Servier Pays MacroGenics $20M for Option to Anticancer Antibody
MGA271 is in Phase I studies against solid tumors expressing B7-H3.!--h2>
Servier is paying MacroGenics $20M up front for an option to license the latter’s Phase I-stage anticancer candidate MGA271. The B7-H3-targeting Fc-optimized monoclonal antibody is currently in development against solid tumors, in patients with refractory B7-H3-expressing neoplasms identified using a companion diagnostic.
Under terms of the deal, MacroGenics retains full development and commercialization rights to the drug in the U.S., Canada, Mexico, Japan, Korea, and India.

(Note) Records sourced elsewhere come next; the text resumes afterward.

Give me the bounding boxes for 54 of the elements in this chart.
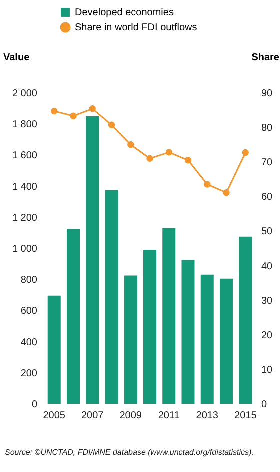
bar bbox=[48, 296, 61, 404]
point bbox=[108, 122, 116, 128]
y2-tick-label: 40 bbox=[262, 261, 274, 272]
point bbox=[223, 190, 230, 196]
y2-axis-title: Share bbox=[252, 52, 280, 64]
point bbox=[146, 155, 154, 162]
point bbox=[204, 181, 211, 188]
y2-tick-label: 20 bbox=[262, 330, 274, 342]
legend-label: Developed economies bbox=[75, 8, 174, 18]
point bbox=[128, 141, 134, 148]
bar bbox=[200, 274, 214, 404]
y-tick-label: 0 bbox=[32, 400, 38, 410]
point bbox=[184, 157, 192, 164]
y-tick-label: 1 000 bbox=[12, 244, 38, 255]
y2-tick-label: 50 bbox=[262, 226, 274, 238]
x-tick-label: 2015 bbox=[234, 410, 258, 422]
y2-tick-label: 80 bbox=[262, 123, 274, 134]
y-tick-label: 2 000 bbox=[12, 88, 38, 100]
y-axis-title: Value bbox=[4, 52, 30, 64]
x-tick-label: 2005 bbox=[43, 410, 66, 422]
source-note: Source: ©UNCTAD, FDI/MNE database (www.unctad.org/fdistatistics). bbox=[5, 448, 254, 457]
y-tick-label: 1 600 bbox=[12, 150, 38, 162]
bar bbox=[105, 190, 118, 404]
y-tick-label: 400 bbox=[20, 337, 38, 348]
y2-tick-label: 70 bbox=[262, 158, 274, 169]
bar bbox=[182, 260, 195, 404]
point bbox=[166, 149, 172, 156]
bar bbox=[86, 116, 100, 404]
y2-tick-label: 10 bbox=[262, 364, 274, 376]
point bbox=[51, 108, 58, 115]
bar bbox=[143, 250, 157, 404]
y-tick-label: 200 bbox=[20, 368, 38, 380]
y-tick-label: 1 400 bbox=[12, 182, 38, 193]
bar bbox=[220, 278, 234, 404]
bar bbox=[162, 228, 176, 404]
point bbox=[70, 112, 77, 120]
legend-label: Share in world FDI outflows bbox=[75, 22, 198, 34]
y2-tick-label: 90 bbox=[262, 88, 274, 100]
y2-tick-label: 60 bbox=[262, 192, 274, 204]
x-tick-label: 2009 bbox=[120, 410, 142, 422]
y2-tick-label: 0 bbox=[262, 400, 268, 410]
x-tick-label: 2007 bbox=[82, 410, 104, 422]
bar bbox=[66, 229, 80, 404]
y-tick-label: 1 800 bbox=[12, 120, 38, 131]
x-tick-label: 2011 bbox=[158, 410, 180, 422]
x-tick-label: 2013 bbox=[196, 410, 219, 422]
bar bbox=[124, 276, 138, 404]
y-tick-label: 1 200 bbox=[12, 212, 38, 224]
y-tick-label: 800 bbox=[20, 275, 38, 286]
y-tick-label: 600 bbox=[20, 306, 38, 318]
bar bbox=[239, 236, 252, 404]
y2-tick-label: 30 bbox=[262, 296, 274, 307]
point bbox=[242, 149, 249, 156]
point bbox=[89, 106, 96, 112]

Servier has an option to obtain an exclusive license to MGA271 for the rest of the world, at the end of the Phase I study and its expansion into additional cohorts. If Servier takes up its option it will pay MacroGenics a specified fee which, when combined with the up-front payment and early development milestones, will total $60 million. MacroGenics could receive up to an additional $390 million in clinical, regulatory, and commercialization milestones, plus tiered double-digit sales royalties. The firms will carry out additional R&D before Servier considers its option on the drug. If it takes up its license, then both firms will share subsequent development costs.

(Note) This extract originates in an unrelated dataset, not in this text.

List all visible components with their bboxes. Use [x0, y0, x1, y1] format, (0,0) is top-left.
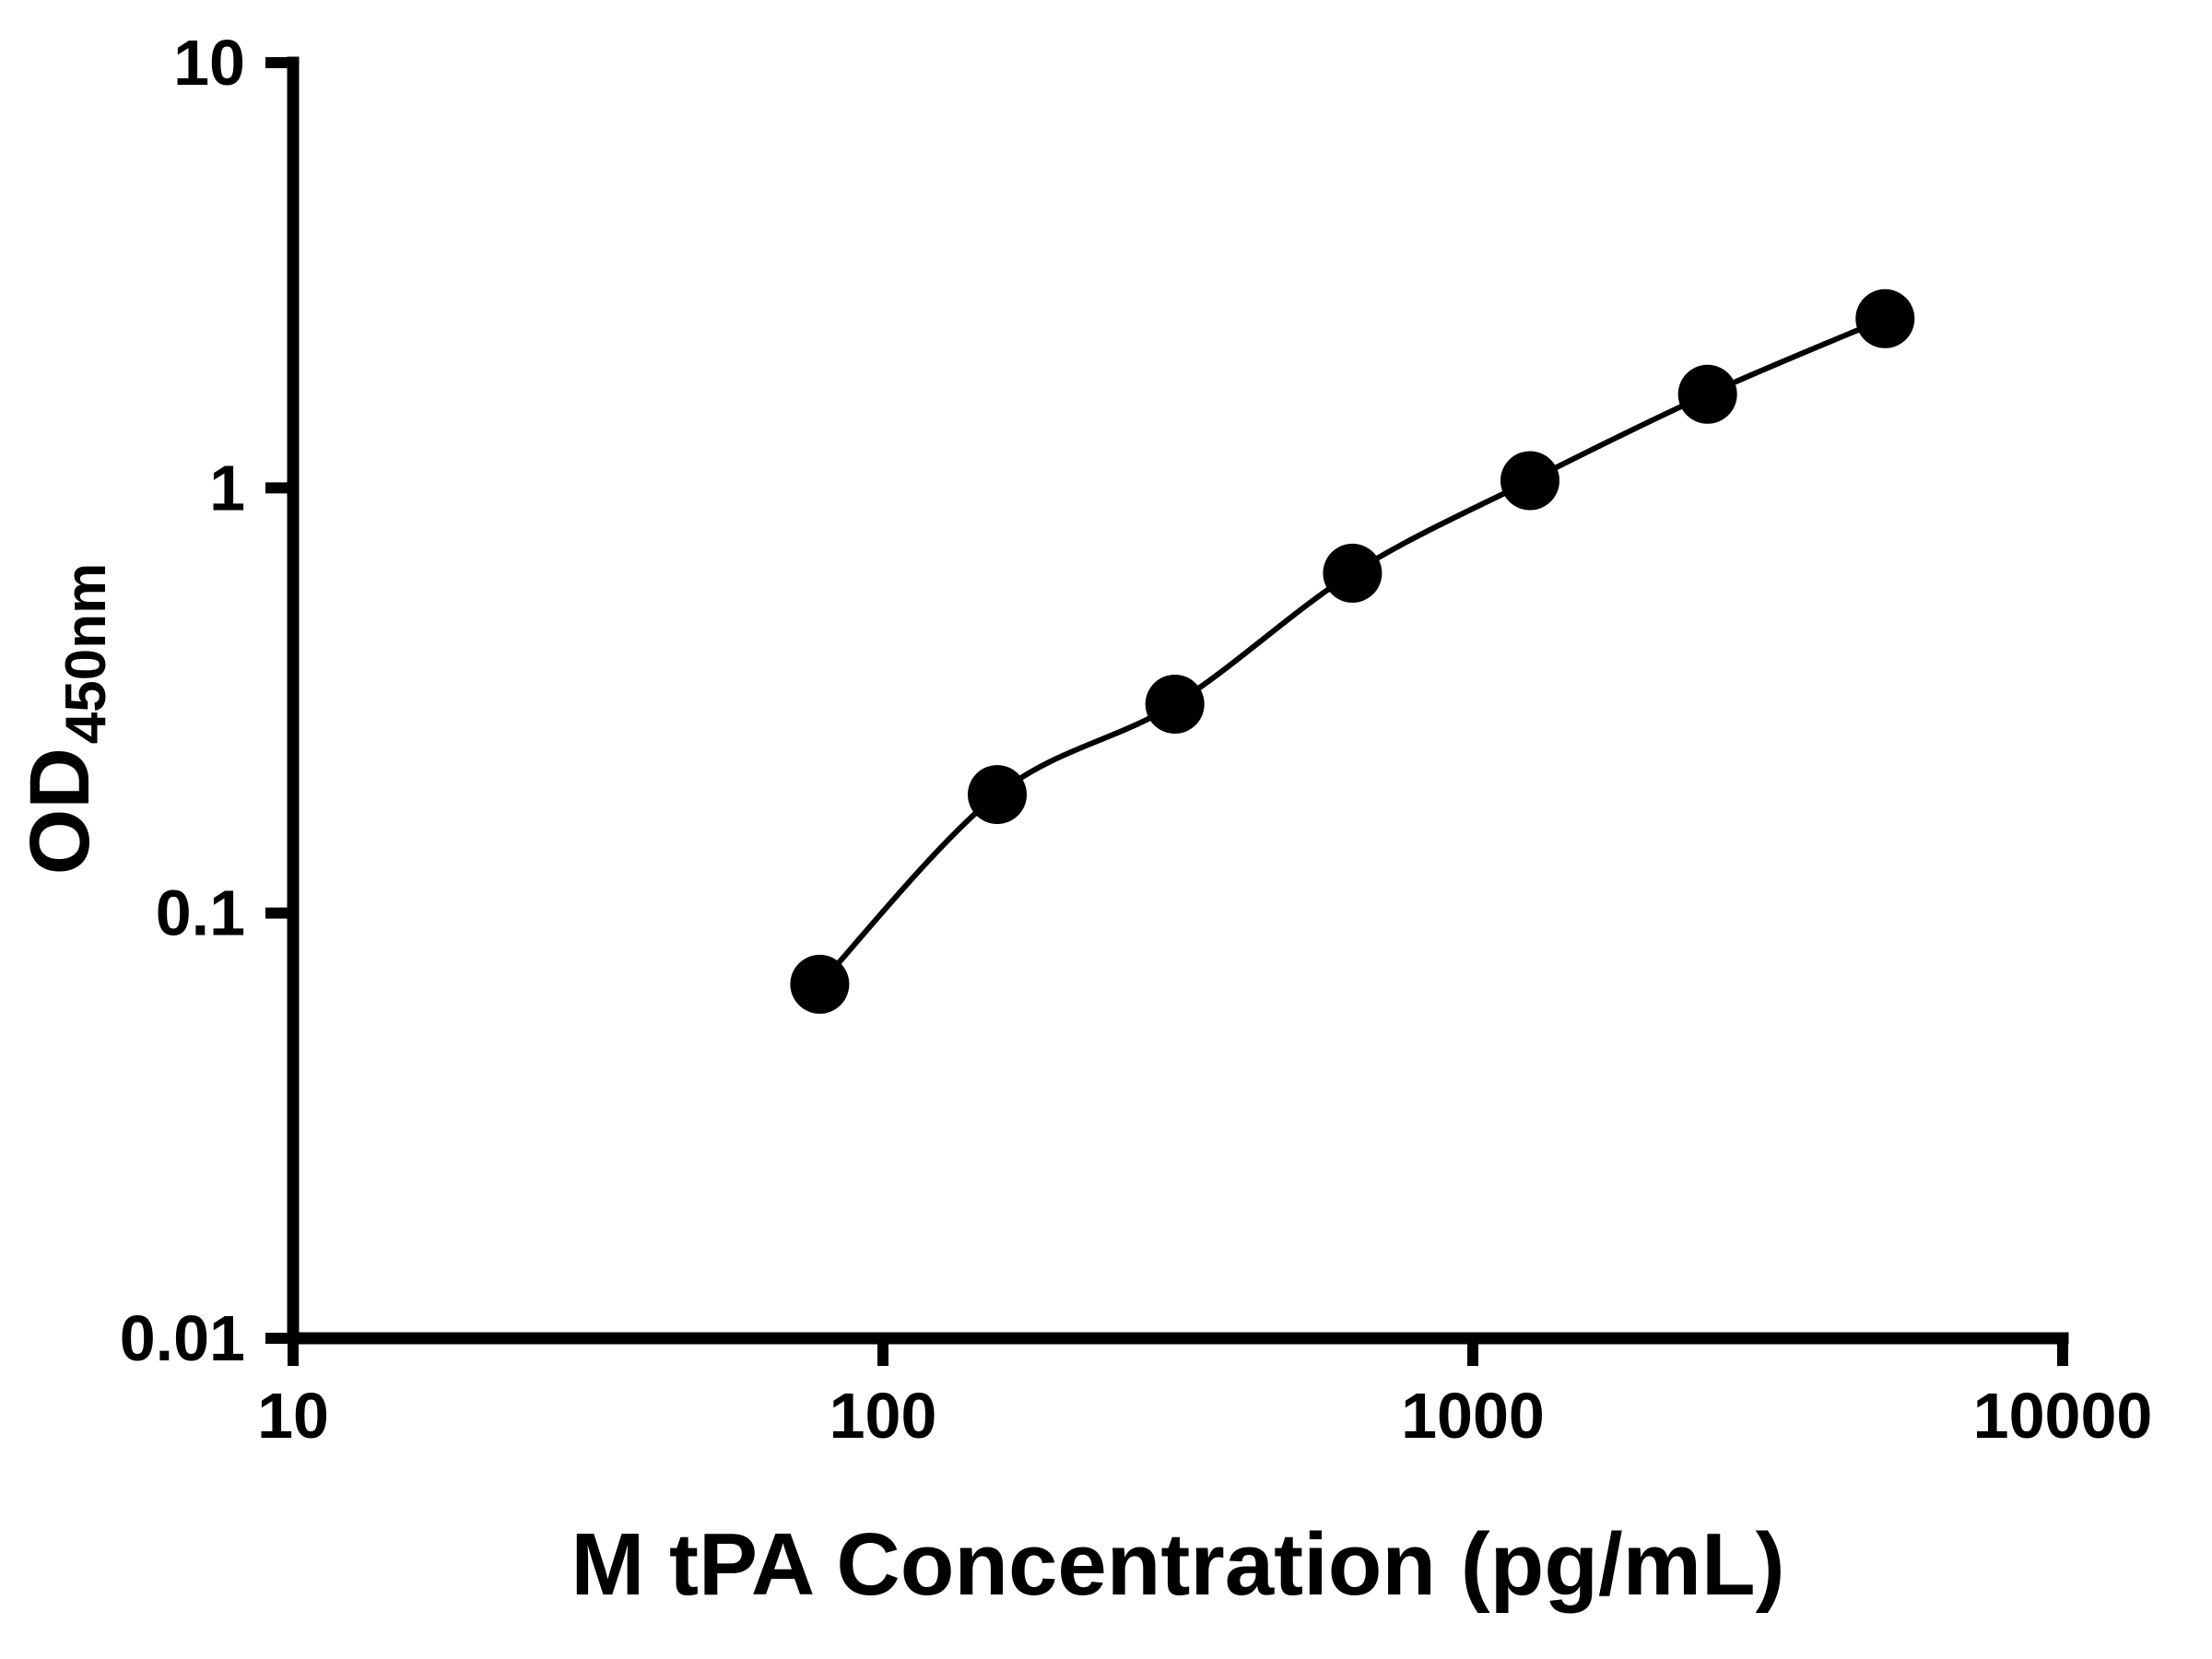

MacroGenics is exploiting three technology platforms to develop biologics against cancer, autoimmune disorders, and infectious diseases. The DART™ Dual-Affinity Re-Targeting (DART) platform is focused on dual specificity antibody-like therapeutic proteins capable of targeting multiple different epitopes with a single recombinant molecule. The Cancer Stem Cell (CSC) platform is being used to develop novel antibodies that target antigens present on both CSCs and bulk tumor cells, for potential use in therapeutics, diagnostics, and compound screening. MacroGenics’ Fc Optimization platform, meanwhile, allows the engineering of customizable Fc domains into antibody candidates. MGA271 is a humanized IgG1/kappa monoclonal antibody that has been Fc-optimized to boost tumor-killing activity.
The firm’s development pipeline is headed by lead in-house candidate teplizumab, a humanized anti-CD3 monoclonal antibody in Phase II development for the treatment of type I diabetes. Also in clinical development is MGAH22, an Fc-optimized anti-HER2 antibody in Phase I development against solid tumors. Preclinical DART and other antibodies are additionally in development either in house or in partnership with firms including Pfizer and Boehringer Ingelheim, for the treatment of solid and liquid tumors, inflammation, autoimmune diseases, and emerging infectious diseases.